Al titolo potremmo assegnare una doppia valenza: quei ragni sono sì presenti nel libro, ma serve anche a spiegare in maniera efficace la sensazione di trovarsi intrappolati in una fitta maglia, o forse sarebbe meglio dire ragnatela di situazioni contraddittorie.
Ricordi veri e falsi si affastellano, costringendo il lettore a chiedersi se ha prestato la giusta attenzione. I buchi neri della protagonista li proviamo anche noi e le illustrazioni a cura di Sonny Partipilo rendono perfettamente l’idea di questo abisso nerissimo; è sottilissimo il filo tra verità e menzogna.
Ci si focalizza sulla percezione della realtà (tema già affrontato in Challenger), si tratta di una realtà mutevole e vacillante, la linearità è assente – sia nell’esposizione del contenuto sia per l’aspetto fantascientifico che preferisco non svelarvi perché importante ai fini dell’intreccio – tanto da risultare quasi del tutto privo di logica. E il controllo sfugge a loro quanto a noi.

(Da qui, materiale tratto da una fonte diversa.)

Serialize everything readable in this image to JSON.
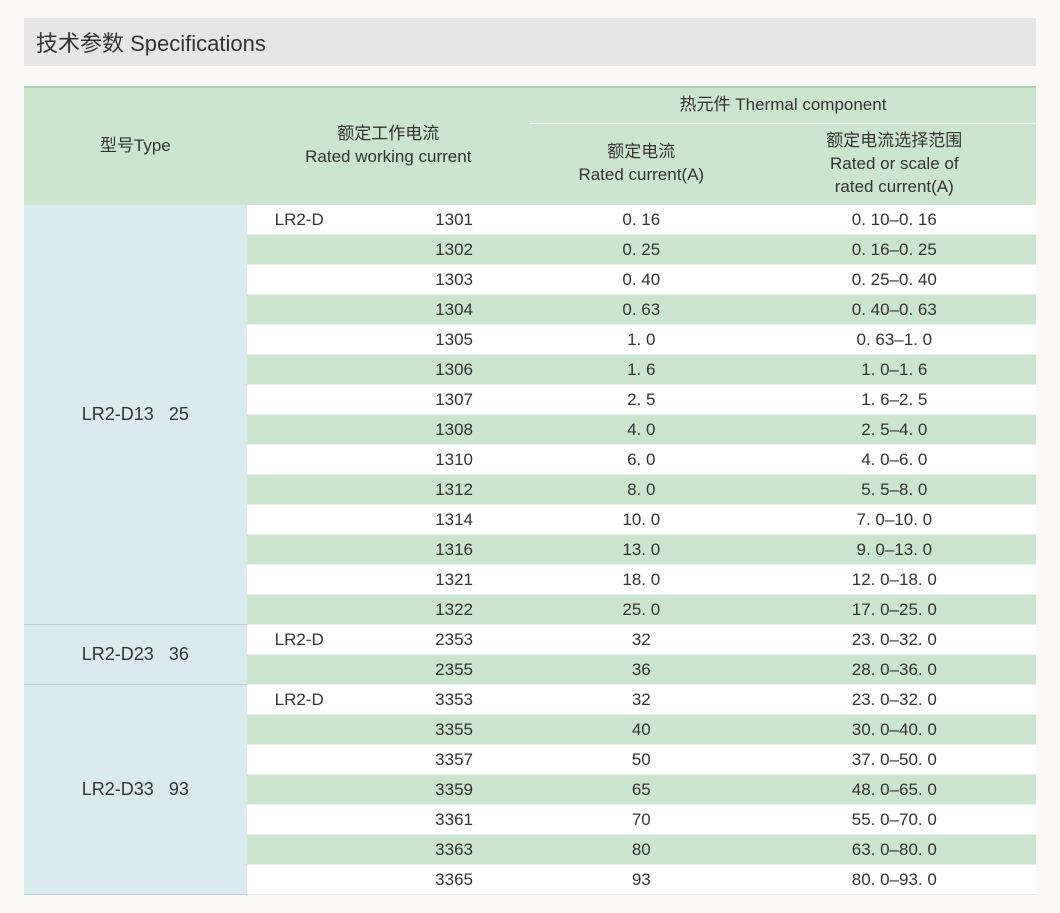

Finita la lettura, nei giorni a seguire, ho continuato a rimuginarci sopra e a ipotizzare mille teorie una più disparata dell’altra a causa di un epilogo aperto (non da cosiddetto “venditore di fumo”) ma che comunque mi ha lasciata piena di dubbi.
Di interpretazioni su quanto letto ce ne sarebbero a bizzeffe. Puoi sì cercare un senso, ma non detto che si trovi davvero. Sono più le domande che restano in paragone alle risposte che l’autore ci offre.
Il mio consiglio è di centellinarlo, di lasciar sedimentare capitolo dopo capitolo perché è facile perdervisi.